How interesting to see that name, "Relide" pop up again. As brummie has said, there was a thread (link given by brummie) concerning a Relide watch on this Forum, and on that thread, I posted a brief summary of what is known about the brand. Relide watches bear comparison with those I show in my recent topic on the Uno watch brand, and where the two brands co-existed in time, their watches were very much in the same vein generally speaking. This period when the two brands co-existed seems to be just post War up until the beginning of the quartz period, and I show three particular Relide watches for your delectation:

Relide automatic diver with rotating inner bezel (pics from storage.googleapis.com):



















Two gorgeous Relide 17 jewel hand-wind chronographs similar to offerings by Uno and certain other companies in the late 1960s (pic from scontent.cdninstagram.com and regatta-yachttimers.com):


----------



## brummie1875 (May 2, 2016)

I do rather like that one with the rotating inner bezel.


----------



## TWCjapan (Dec 26, 2017)

me, too. I prefer the one with the rotating inner bezel.


----------



## andrepereira2004 (23 d ago)

Always"watching" said:


> How interesting to see that name, "Relide" pop up again. As brummie has said, there was a thread (link given by brummie) concerning a Relide watch on this Forum, and on that thread, I posted a brief summary of what is known about the brand. Relide watches bear comparison with those I show in my recent topic on the Uno watch brand, and where the two brands co-existed in time, their watches were very much in the same vein generally speaking. This period when the two brands co-existed seems to be just post War up until the beginning of the quartz period, and I show three particular Relide watches for your delectation:
> 
> Relide automatic diver with rotating inner bezel (pics from storage.googleapis.com):
> 
> ...



Hello.
It's really nice to see some posts about this brand.
I found one in my grandpa colletion and I was trying to get to know more about this brand..

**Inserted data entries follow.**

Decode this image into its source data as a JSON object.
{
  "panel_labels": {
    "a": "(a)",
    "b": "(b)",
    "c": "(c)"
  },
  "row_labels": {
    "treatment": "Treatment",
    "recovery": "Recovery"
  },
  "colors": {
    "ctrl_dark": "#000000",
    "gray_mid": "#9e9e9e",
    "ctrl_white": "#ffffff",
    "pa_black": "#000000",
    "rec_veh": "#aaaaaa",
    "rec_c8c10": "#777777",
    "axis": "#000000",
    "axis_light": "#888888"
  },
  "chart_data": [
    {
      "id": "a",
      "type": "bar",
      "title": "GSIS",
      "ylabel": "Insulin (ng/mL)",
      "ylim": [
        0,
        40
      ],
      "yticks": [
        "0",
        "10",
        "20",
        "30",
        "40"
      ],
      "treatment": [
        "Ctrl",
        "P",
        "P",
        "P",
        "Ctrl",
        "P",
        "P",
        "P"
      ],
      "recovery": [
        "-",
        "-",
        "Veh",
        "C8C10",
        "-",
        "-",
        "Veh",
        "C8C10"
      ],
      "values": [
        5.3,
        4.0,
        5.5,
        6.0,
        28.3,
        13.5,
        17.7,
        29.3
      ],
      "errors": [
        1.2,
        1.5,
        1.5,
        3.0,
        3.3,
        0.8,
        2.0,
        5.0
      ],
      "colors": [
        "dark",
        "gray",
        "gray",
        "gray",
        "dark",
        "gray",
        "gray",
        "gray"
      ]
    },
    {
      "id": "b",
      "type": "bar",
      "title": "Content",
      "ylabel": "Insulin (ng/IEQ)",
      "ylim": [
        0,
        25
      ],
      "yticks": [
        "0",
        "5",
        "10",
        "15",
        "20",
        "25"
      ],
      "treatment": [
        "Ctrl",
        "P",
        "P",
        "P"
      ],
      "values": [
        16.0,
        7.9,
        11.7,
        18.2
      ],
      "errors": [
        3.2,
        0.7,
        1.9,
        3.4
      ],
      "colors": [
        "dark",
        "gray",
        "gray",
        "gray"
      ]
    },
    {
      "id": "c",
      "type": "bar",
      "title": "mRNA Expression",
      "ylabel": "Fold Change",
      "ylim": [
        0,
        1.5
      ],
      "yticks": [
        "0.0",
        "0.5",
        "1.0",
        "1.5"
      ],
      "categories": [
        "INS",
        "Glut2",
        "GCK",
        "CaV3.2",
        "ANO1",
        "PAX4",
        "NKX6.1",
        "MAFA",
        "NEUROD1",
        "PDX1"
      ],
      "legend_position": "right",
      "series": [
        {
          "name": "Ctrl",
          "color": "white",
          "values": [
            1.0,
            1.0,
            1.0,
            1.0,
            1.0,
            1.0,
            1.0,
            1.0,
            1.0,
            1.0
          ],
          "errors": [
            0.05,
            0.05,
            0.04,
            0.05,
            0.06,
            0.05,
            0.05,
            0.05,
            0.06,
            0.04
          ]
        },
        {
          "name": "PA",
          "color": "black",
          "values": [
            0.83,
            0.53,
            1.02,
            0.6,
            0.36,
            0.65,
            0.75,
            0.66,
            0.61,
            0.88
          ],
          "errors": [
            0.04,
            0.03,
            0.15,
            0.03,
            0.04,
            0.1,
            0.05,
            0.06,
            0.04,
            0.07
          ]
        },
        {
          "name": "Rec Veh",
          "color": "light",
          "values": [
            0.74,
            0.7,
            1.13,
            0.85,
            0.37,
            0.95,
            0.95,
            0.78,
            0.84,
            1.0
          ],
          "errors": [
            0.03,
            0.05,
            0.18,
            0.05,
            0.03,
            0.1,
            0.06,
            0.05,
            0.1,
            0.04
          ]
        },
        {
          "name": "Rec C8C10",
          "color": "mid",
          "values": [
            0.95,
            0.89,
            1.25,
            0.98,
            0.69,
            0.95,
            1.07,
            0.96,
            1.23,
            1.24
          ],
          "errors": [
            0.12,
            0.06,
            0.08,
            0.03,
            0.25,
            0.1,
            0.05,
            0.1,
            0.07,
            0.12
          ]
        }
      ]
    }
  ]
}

Unfortunately the link that was posted previously is no longer working, most likely because this post was created a few years ago.

I would trully apreciate if you could share some of your knowledge about this brand or any recommendation on where I could find more. Most posts on Google are just market proposals and not anything that relates to this brand heritage.

Here is a picture of his watch


----------



## spinynorman (Apr 2, 2014)

andrepereira2004 said:


> Unfortunately the link that was posted previously is no longer working, most likely because this post was created a few years ago.


The link is just in an obsolete format, it should be








Help please


Hi all, this is my first post and was wondering if anyone could help me my dad has given me two watches that we have no date for one is a Mira 15 jewels and the other is a relide 15 jewels does anyone know anything about these watches?




www.thewatchforum.co.uk


----------



## andrepereira2004 (23 d ago)

spinynorman said:


> The link is just in an obsolete format, it should be
> 
> 
> 
> ...


 Oh it worked! Thank you so much


----------